En la audiencia de hoy, se procedió a la lectura del requerimiento de elevación de la causa, documento en el cual la fiscal de instrucción Patricia Clerici, volcó la reconstrucción de los hechos endilgados, las pruebas recolectadas y la acusación que ahora enfrenta el implicado.

El extranjero, identificado como Román Federico Agustín Melgarejo (28), está imputado por los delitos de “abuso sexual con acceso carnal (un hecho) y abuso sexual con acceso carnal en grado de tentativa (varios hechos), en concurso real”.

Según la lectura del expediente, el primer hecho se registró en perjuicio de una niña de 11 años, hermana de la pareja del acusado, quien reveló que durante el 2016 fue abusada sexualmente por su cuñado mientras convivían en el mismo hogar.

No es lo único. El hombre también está acusado de intentar en varias oportunidades cometer el mismo hecho en perjuicio de otra cuñada también menor de edad. Esa situación habría ocurrido en 2018, aunque la denuncia que disparó el caso se radicó tiempo después.

El tribunal encargado de llevar adelante el debate es presidido por el magistrado Gustavo Bernie e integrado por Ricardo Balor y Fernando Verón como vocales subrogantes.
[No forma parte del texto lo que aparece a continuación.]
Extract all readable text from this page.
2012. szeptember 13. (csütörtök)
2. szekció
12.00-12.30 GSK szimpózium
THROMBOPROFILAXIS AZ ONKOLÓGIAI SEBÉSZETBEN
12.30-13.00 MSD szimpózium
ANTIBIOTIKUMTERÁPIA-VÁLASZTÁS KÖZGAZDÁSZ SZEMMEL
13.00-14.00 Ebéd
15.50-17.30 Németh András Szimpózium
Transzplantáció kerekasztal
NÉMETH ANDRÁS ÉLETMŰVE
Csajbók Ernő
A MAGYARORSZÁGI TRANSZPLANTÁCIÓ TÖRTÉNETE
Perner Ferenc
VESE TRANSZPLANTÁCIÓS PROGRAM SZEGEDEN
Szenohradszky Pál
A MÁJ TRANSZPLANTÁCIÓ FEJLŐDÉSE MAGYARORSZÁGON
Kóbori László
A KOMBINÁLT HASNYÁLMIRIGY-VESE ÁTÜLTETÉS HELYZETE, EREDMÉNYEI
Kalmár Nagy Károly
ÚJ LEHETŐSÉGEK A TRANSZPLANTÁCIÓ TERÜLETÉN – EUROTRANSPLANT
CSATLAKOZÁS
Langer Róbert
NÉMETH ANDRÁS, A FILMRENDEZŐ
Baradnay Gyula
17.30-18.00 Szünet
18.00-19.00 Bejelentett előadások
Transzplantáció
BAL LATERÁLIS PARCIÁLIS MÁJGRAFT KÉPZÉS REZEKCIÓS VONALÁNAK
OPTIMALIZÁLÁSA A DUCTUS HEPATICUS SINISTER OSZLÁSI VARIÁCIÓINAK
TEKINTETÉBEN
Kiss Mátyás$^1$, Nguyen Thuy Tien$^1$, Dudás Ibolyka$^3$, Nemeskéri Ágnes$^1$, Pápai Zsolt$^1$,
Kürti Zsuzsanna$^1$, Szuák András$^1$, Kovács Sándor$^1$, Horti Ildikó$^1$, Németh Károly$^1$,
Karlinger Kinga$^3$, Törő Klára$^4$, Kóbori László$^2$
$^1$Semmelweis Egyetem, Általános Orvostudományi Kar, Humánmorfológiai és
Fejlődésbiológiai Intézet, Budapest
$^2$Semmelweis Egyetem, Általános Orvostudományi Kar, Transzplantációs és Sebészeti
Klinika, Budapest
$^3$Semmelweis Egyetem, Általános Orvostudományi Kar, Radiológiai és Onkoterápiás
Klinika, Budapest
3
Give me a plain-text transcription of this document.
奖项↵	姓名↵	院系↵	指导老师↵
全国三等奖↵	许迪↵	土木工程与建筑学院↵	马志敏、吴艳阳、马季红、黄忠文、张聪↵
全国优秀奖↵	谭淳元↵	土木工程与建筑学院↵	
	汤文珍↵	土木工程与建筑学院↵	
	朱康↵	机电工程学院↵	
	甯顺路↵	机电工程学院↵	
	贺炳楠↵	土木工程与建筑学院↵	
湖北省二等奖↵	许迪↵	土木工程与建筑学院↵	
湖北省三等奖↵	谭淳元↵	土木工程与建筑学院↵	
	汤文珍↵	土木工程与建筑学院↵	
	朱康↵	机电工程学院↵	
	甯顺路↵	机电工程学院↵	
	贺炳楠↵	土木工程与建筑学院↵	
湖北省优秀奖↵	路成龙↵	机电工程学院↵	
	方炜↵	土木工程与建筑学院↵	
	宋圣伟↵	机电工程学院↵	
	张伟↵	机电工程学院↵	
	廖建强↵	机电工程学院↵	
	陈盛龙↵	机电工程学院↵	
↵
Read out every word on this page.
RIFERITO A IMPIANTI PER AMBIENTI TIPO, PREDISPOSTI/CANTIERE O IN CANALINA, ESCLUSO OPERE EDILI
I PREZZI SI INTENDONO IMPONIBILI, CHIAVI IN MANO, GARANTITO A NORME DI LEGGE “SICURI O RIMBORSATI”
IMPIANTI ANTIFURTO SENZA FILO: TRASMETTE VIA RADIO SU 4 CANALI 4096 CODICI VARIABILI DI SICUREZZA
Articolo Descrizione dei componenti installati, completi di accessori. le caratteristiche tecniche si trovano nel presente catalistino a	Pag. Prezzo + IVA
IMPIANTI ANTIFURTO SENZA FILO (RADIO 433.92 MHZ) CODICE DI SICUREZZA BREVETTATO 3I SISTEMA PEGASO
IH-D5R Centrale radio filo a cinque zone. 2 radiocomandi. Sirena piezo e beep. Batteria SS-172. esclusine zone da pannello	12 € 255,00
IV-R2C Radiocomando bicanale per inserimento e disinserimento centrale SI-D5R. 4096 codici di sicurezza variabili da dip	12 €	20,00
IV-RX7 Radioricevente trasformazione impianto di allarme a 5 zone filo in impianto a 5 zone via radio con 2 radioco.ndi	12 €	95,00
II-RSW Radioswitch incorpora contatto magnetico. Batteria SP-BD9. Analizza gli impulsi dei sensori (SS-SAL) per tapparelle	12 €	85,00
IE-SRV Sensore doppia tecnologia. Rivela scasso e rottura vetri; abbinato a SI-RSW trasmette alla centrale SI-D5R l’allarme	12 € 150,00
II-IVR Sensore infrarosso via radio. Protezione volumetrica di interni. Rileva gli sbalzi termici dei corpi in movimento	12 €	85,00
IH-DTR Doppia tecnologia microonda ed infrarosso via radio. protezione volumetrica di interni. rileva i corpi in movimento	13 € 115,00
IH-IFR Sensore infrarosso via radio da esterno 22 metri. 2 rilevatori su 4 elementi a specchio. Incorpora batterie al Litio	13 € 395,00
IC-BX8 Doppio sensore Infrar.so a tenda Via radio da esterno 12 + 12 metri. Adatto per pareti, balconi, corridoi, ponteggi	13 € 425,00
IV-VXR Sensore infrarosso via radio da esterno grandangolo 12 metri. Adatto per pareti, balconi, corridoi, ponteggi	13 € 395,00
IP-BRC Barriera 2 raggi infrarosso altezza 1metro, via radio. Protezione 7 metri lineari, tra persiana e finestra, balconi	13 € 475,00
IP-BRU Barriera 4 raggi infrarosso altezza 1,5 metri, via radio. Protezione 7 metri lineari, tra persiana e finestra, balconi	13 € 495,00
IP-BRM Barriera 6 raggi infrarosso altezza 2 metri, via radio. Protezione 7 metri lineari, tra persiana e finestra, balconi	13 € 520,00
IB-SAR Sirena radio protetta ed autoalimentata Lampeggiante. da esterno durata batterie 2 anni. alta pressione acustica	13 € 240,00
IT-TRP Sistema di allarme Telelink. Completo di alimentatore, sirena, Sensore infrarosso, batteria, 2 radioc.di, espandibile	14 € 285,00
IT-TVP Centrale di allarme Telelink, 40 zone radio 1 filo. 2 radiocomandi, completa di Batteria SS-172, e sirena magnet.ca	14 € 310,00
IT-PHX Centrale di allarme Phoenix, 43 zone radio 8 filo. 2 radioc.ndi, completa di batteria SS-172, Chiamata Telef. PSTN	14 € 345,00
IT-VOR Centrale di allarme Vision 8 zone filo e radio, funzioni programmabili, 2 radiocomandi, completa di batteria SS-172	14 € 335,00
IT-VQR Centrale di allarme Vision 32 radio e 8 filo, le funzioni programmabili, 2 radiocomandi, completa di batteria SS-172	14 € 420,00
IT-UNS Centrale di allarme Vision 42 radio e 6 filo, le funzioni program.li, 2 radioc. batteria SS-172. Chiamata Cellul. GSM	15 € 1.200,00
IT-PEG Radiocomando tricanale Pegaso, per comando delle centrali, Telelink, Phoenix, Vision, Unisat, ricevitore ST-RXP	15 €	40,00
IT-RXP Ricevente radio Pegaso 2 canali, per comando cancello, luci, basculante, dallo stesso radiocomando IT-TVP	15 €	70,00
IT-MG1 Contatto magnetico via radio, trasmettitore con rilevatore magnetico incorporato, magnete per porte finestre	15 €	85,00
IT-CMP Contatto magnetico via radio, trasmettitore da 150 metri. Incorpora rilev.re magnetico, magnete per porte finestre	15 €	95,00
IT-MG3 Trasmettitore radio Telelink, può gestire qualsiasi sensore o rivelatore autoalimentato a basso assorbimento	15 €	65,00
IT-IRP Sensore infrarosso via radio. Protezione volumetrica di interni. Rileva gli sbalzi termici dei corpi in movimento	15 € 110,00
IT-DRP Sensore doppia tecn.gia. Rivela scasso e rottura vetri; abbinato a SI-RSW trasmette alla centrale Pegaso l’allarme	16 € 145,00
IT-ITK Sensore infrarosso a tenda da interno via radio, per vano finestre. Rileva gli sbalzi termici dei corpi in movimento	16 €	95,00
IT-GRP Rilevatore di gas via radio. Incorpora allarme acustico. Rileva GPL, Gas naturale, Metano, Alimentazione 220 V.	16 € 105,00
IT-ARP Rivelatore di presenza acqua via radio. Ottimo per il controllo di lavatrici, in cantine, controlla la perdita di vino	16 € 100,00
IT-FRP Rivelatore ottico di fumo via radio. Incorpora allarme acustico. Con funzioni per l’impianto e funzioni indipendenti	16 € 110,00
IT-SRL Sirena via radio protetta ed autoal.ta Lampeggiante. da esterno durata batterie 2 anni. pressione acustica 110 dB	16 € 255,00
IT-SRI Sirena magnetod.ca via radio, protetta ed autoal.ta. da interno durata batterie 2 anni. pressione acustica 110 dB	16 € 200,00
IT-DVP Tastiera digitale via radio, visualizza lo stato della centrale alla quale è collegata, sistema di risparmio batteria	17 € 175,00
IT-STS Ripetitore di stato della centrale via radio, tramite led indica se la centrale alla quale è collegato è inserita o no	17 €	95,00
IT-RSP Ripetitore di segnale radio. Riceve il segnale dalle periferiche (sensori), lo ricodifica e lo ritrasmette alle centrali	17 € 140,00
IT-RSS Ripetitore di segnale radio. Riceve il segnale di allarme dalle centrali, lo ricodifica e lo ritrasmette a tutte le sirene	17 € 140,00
En la fiscalía interviene Vladimir Glinka, mientras que la defensa del acusado está a cargo del abogado particular Abel Martín Acevedo.

Tras la lectura del requerimiento de elevación a juicio, la audiencia avanzó en la toma de testimoniales a los testigos de la causa, etapa que se realiza a instancia privada a fin de resguardar la identidad y la integridad de las denunciantes.

El comienzo del debate fue transmitido en vivo, durante la lectura del requerimiento de elevación a juicio de la causa.